Motosikletimin olduğu yere geldiğimde sürebilecek halde değildim. Yol kenarına oturup Uğur ağabeyime olduğum yerin konumunu gönderdim ve ardından boş bir mesaj attım. Ne demek istediğimi anlayacaktı.
Olduğum yere telaşla gelmesi uzun sürmedi. Beni gördüğünde rahatladığını fark ettim. "Bir şey oldu sandım kızım.

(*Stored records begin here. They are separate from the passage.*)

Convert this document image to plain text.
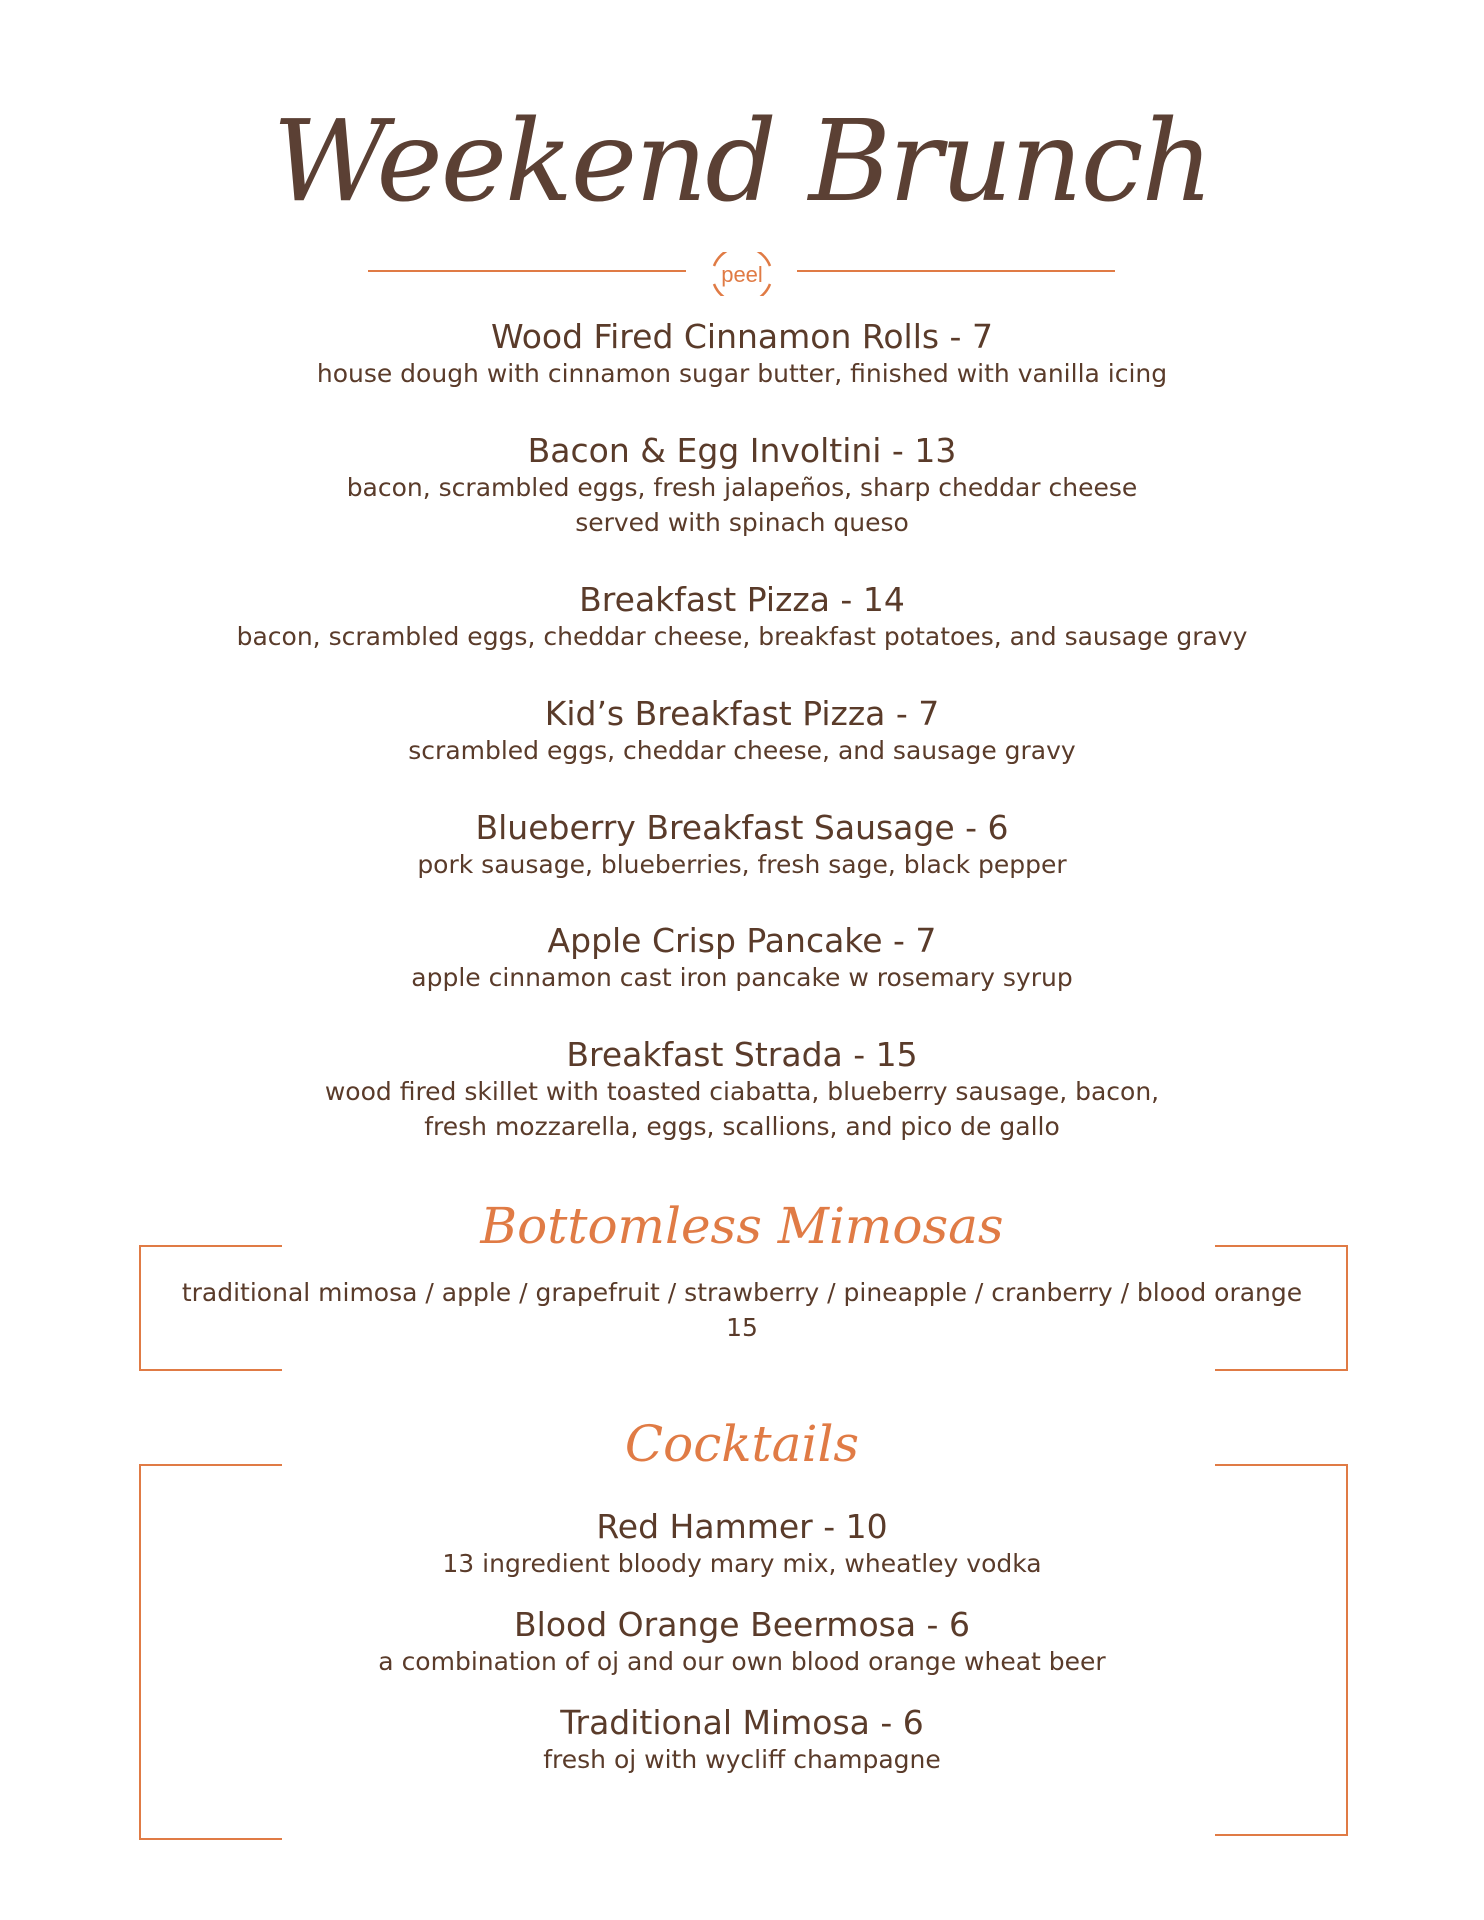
Weekend Brunch
peel
Wood Fired Cinnamon Rolls - 7
house dough with cinnamon sugar butter, finished with vanilla icing
Bacon & Egg Involtini - 13
bacon, scrambled eggs, fresh jalapeños, sharp cheddar cheese
served with spinach queso
Breakfast Pizza - 14
bacon, scrambled eggs, cheddar cheese, breakfast potatoes, and sausage gravy
Kid’s Breakfast Pizza - 7
scrambled eggs, cheddar cheese, and sausage gravy
Blueberry Breakfast Sausage - 6
pork sausage, blueberries, fresh sage, black pepper
Apple Crisp Pancake - 7
apple cinnamon cast iron pancake w rosemary syrup
Breakfast Strada - 15
wood fired skillet with toasted ciabatta, blueberry sausage, bacon,
fresh mozzarella, eggs, scallions, and pico de gallo
Bottomless Mimosas
traditional mimosa / apple / grapefruit / strawberry / pineapple / cranberry / blood orange
15
Cocktails
Red Hammer - 10
13 ingredient bloody mary mix, wheatley vodka
Blood Orange Beermosa - 6
a combination of oj and our own blood orange wheat beer
Traditional Mimosa - 6
fresh oj with wycliff champagne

Aklım çıktı."
"Beni eve götürür müsün?" dedim. İlacın verdiği bitkinlik ve yaşadıklarımın etkisi çok yormuştu. Kendimi güçsüz hissediyordum. Normalde olsa bu halimle kendimi korumayı başarırdım ama bir kez olsun tamamen güçsüz olmak ve ailem tarafından sarılıp sarmalanmak istiyordum. Düşersem elimden tutacak birinin olmasını bilmenin zevkini yaşamak istiyordum.
"Ne oldu?" sesimdeki zayıflığı anlamıştı.
"Sormasan, sadece eve götürsen olur mu?" Gözümden bir damla yaş geldi. "Yaşadığım her sorunu tek başıma göğüslemekten yoruldum." Gözümden akan damlalar giderek arttı.
Yanıma oturup göğsüne çekti ve sıkıca sarıldı. "Tamam, geçti. Ben buradayım."
"Gerçekten burada mısın?" diye sordum. Bu sorunun altında yatan binlerce soru vardı. Onu gerçekten ağabeyim olarak görebilir miydim? Buna izin verir miydi? O da beni gerçekten kardeşi olarak kabullenir miydi?
"Gerçekten buradayım."
İçtenlikle söylediği bu söz bile giden gücümün geri gelmesi için yeterli olmuştu. Yıllardır mahrum kaldığım bu his çok güzeldi. Bir aile tarafından korunmak paha biçilemezdi.